As someone who devoutly wishes to see the end of Binyamin Netanyahu as Israel’s prime minister, I was nevertheless delighted with last week’s turn of events which have all but guaranteed his remaining in power until the end of 2013 when this government’s official term of office expires.
Had the country gone to the polls in September, it was more or less a certainty that Netanyahu would have been returned to the Prime Minister’s Office; now there is at least a chance that his extra year in office will reveal to all why there has never been a worse prime minister, save for Yitzhak Shamir, residing in Jerusalem’s Balfour Street.

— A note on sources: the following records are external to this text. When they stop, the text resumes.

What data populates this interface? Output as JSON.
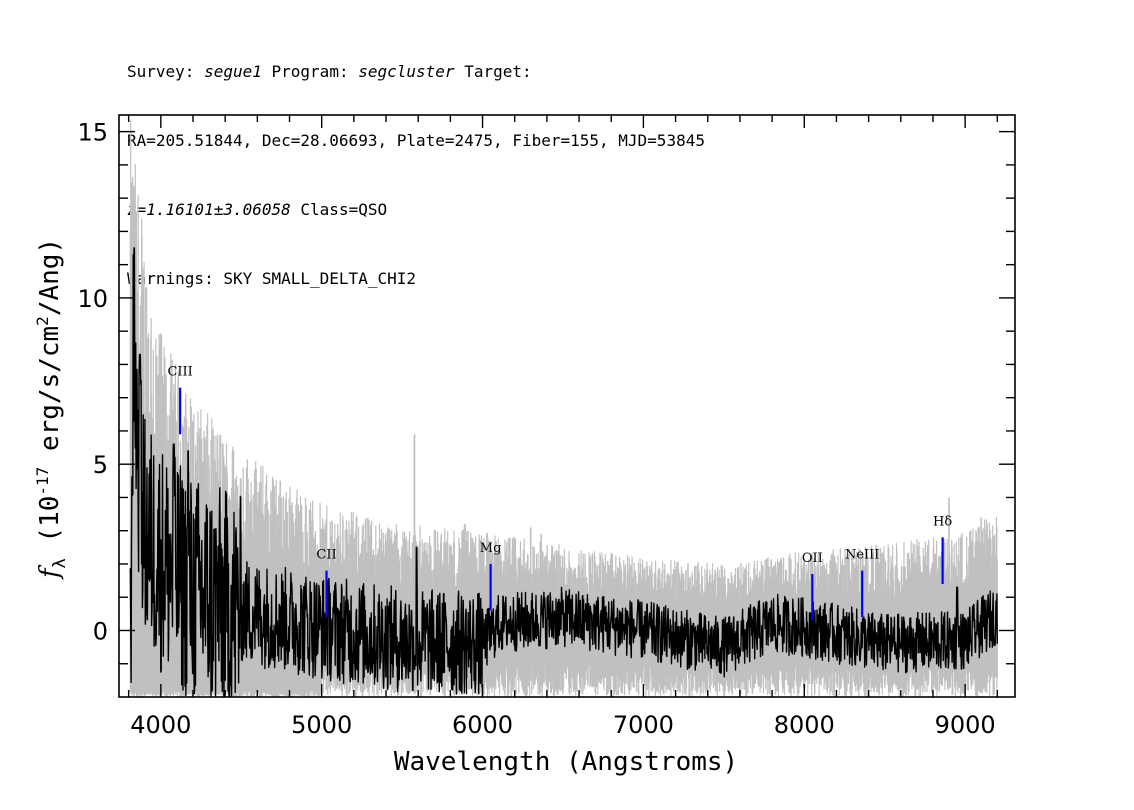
{
  "header": {
    "survey_label": "Survey:",
    "survey": "segue1",
    "program_label": "Program:",
    "program": "segcluster",
    "target_label": "Target:",
    "line2": "RA=205.51844, Dec=28.06693, Plate=2475, Fiber=155, MJD=53845",
    "redshift": "z=1.16101±3.06058",
    "class": "Class=QSO",
    "warnings": "Warnings: SKY SMALL_DELTA_CHI2"
  },
  "chart_data": {
    "type": "line",
    "xlabel": "Wavelength (Angstroms)",
    "ylabel": "f_λ (10^-17 erg/s/cm^2/Ang)",
    "xlim": [
      3740,
      9310
    ],
    "ylim": [
      -2.0,
      15.5
    ],
    "x_ticks": [
      4000,
      5000,
      6000,
      7000,
      8000,
      9000
    ],
    "y_ticks": [
      0,
      5,
      10,
      15
    ],
    "series": [
      {
        "role": "error",
        "color": "#c0c0c0",
        "envelope": [
          {
            "x": 3810,
            "y": 15.5
          },
          {
            "x": 3900,
            "y": 12.0
          },
          {
            "x": 4000,
            "y": 9.0
          },
          {
            "x": 4200,
            "y": 7.0
          },
          {
            "x": 4500,
            "y": 5.5
          },
          {
            "x": 5000,
            "y": 3.8
          },
          {
            "x": 5500,
            "y": 3.2
          },
          {
            "x": 6000,
            "y": 3.0
          },
          {
            "x": 6500,
            "y": 2.6
          },
          {
            "x": 7000,
            "y": 2.2
          },
          {
            "x": 7500,
            "y": 2.0
          },
          {
            "x": 8000,
            "y": 2.4
          },
          {
            "x": 8500,
            "y": 2.6
          },
          {
            "x": 9000,
            "y": 3.0
          },
          {
            "x": 9200,
            "y": 3.6
          }
        ],
        "spikes": [
          {
            "x": 5577,
            "y": 5.9
          },
          {
            "x": 5890,
            "y": 3.2
          },
          {
            "x": 6300,
            "y": 3.1
          },
          {
            "x": 6364,
            "y": 2.9
          },
          {
            "x": 8900,
            "y": 4.0
          },
          {
            "x": 9100,
            "y": 3.4
          }
        ]
      },
      {
        "role": "flux",
        "color": "#000000",
        "baseline": [
          {
            "x": 3810,
            "y": -1.0
          },
          {
            "x": 3830,
            "y": 9.0
          },
          {
            "x": 3860,
            "y": 5.0
          },
          {
            "x": 3900,
            "y": 3.0
          },
          {
            "x": 4000,
            "y": 2.2
          },
          {
            "x": 4200,
            "y": 1.2
          },
          {
            "x": 4500,
            "y": 0.6
          },
          {
            "x": 5000,
            "y": 0.1
          },
          {
            "x": 5500,
            "y": -0.3
          },
          {
            "x": 6000,
            "y": -0.4
          },
          {
            "x": 6100,
            "y": 0.2
          },
          {
            "x": 6500,
            "y": 0.4
          },
          {
            "x": 7000,
            "y": 0.0
          },
          {
            "x": 7500,
            "y": -0.5
          },
          {
            "x": 7800,
            "y": 0.2
          },
          {
            "x": 8000,
            "y": 0.1
          },
          {
            "x": 8500,
            "y": -0.4
          },
          {
            "x": 9000,
            "y": -0.3
          },
          {
            "x": 9200,
            "y": 0.5
          }
        ],
        "peaks": [
          {
            "x": 3835,
            "y": 11.5
          },
          {
            "x": 3870,
            "y": 8.3
          },
          {
            "x": 4080,
            "y": 5.6
          },
          {
            "x": 4170,
            "y": 5.4
          },
          {
            "x": 5590,
            "y": 2.5
          },
          {
            "x": 8950,
            "y": 1.3
          }
        ]
      }
    ],
    "line_markers": [
      {
        "label": "CIII",
        "x": 4120,
        "y_low": 5.9,
        "y_high": 7.3,
        "color": "#0000ff"
      },
      {
        "label": "CII",
        "x": 5030,
        "y_low": 0.4,
        "y_high": 1.8,
        "color": "#0000ff"
      },
      {
        "label": "Mg",
        "x": 6050,
        "y_low": 0.6,
        "y_high": 2.0,
        "color": "#0000ff"
      },
      {
        "label": "OII",
        "x": 8050,
        "y_low": 0.3,
        "y_high": 1.7,
        "color": "#0000ff"
      },
      {
        "label": "NeIII",
        "x": 8360,
        "y_low": 0.4,
        "y_high": 1.8,
        "color": "#0000ff"
      },
      {
        "label": "Hδ",
        "x": 8860,
        "y_low": 1.4,
        "y_high": 2.8,
        "color": "#0000ff"
      }
    ]
  }
}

Back in Netanyahu’s first term as prime minister, which ended with him being rightly dumped by the voters, he told an election rally that his opponents were “afraid.” This time around, the despicable political shenanigans of last week show that Netanyahu, and his new sidekick Shaul Mofaz, are the ones running scared.
Unlike Kadima leader Mofaz, Netanyahu is not afraid of the electorate. The Likud is doing well in the opinion polls and there is no one on the immediate horizon who can challenge him as a potential premier.
What frightens the prime minister are the members of his own party, who heckled him last Sunday night at a meeting of the Likud’s convention, and prevented him from summarily assuming the role of Likud convention chairman.
The religious, right-wing extremists who shouted him down are not representative of Likud voters, but they have successfully infiltrated the Likud and wield disproportionate strength inside the party. Netanyahu did not want to go to elections with these people influencing the composition of the Likud’s next Knesset slate.
Last time around, through internal political maneuverings, he managed to ensure that Moshe Feiglin, the religious right’s leader inside the Likud, was shunted into an unrealistic slot. This time, unless Netanyahu can regain control of the party’s machinery, there is a very good chance that Feiglin and his ilk will feature prominently on the Likud list, at the expense of moderates Netanyahu feels he needs, such as Dan Meridor.
Mofaz, on the other hand, is terrified of the voters. Since beating Tzipi Livni for the Kadima leadership, there has been no bounce-back in the polls for the party, with last time’s Kadima voters being tempted by Yair Lapid’s new party, a rejuvenated Labor Party under Shelly Yacimovich’s new leadership or, for those who came to Kadima via the Likud, a return to the Likud. Were the elections to have taken place in September, it’s fair to assume they would have been the last time Kadima ever asked for the voters’ trust.
NOW THE two men have given themselves time, Netanyahu to wrest back control of the Likud and Mofaz to revitalize Kadima. But by entering a government Mofaz swore he would never join, headed by a man he publicly called a liar, the Kadima leader has shown to one and all he is a man whose word is not his word and for whom expediency will always outweigh principle. Even the most cynical of Israeli voters is going to be hard pushed to vote for a party headed by such a person. Mofaz has gained a year at the cabinet table, but has lost any opportunity of presenting Kadima as a viable opposition to the Likud.
Netanyahu, meanwhile, is also in a dangerous position. For the first time since taking office three years ago, the prime minister can no longer avoid doing what he hates most: making a decision. Until now, Netanyahu has always explained that he can’t do this, that or the other because of the implications it would have on his coalition. Now, with a coalition of 94 Knesset members, Netanyahu can do whatever he pleases because no one coalition partner can pull the plug on the government.
The coalition agreement between Netanyahu and Mofaz promises four measures: a replacement for the Tal Law to end the system of IDF draft exemptions for haredim (ultra-Orthodox); changing the electoral system so as to encourage more stable government; renewing negotiations with the Palestinians, and passing an emergency budget for 2013 to ward off an economic crisis due to an uncontrolled budgetary deficit.
US Secretary of State Hilary Clinton has already been on the phone to Netanyahu to find out what he intends to do about the peace process now that Kadima is in the government, and the clock is ticking on the Tal Law, which expires on July 1. Yisrael Beytenu can no longer threaten the coalition over peace moves; the haredi parties no longer have the whip hand over yeshiva students’ exemption from IDF duty or the need to change the country’s political system.
We now have an easy score card on which to mark Netanyahu over the next 12 months or so. With such a strong coalition, an F on any one of the goals he and Mofaz set for themselves should make clear, once and for all, that Netanyahu is a do-nothing prime minister, unworthy of occupying the country’s highest office.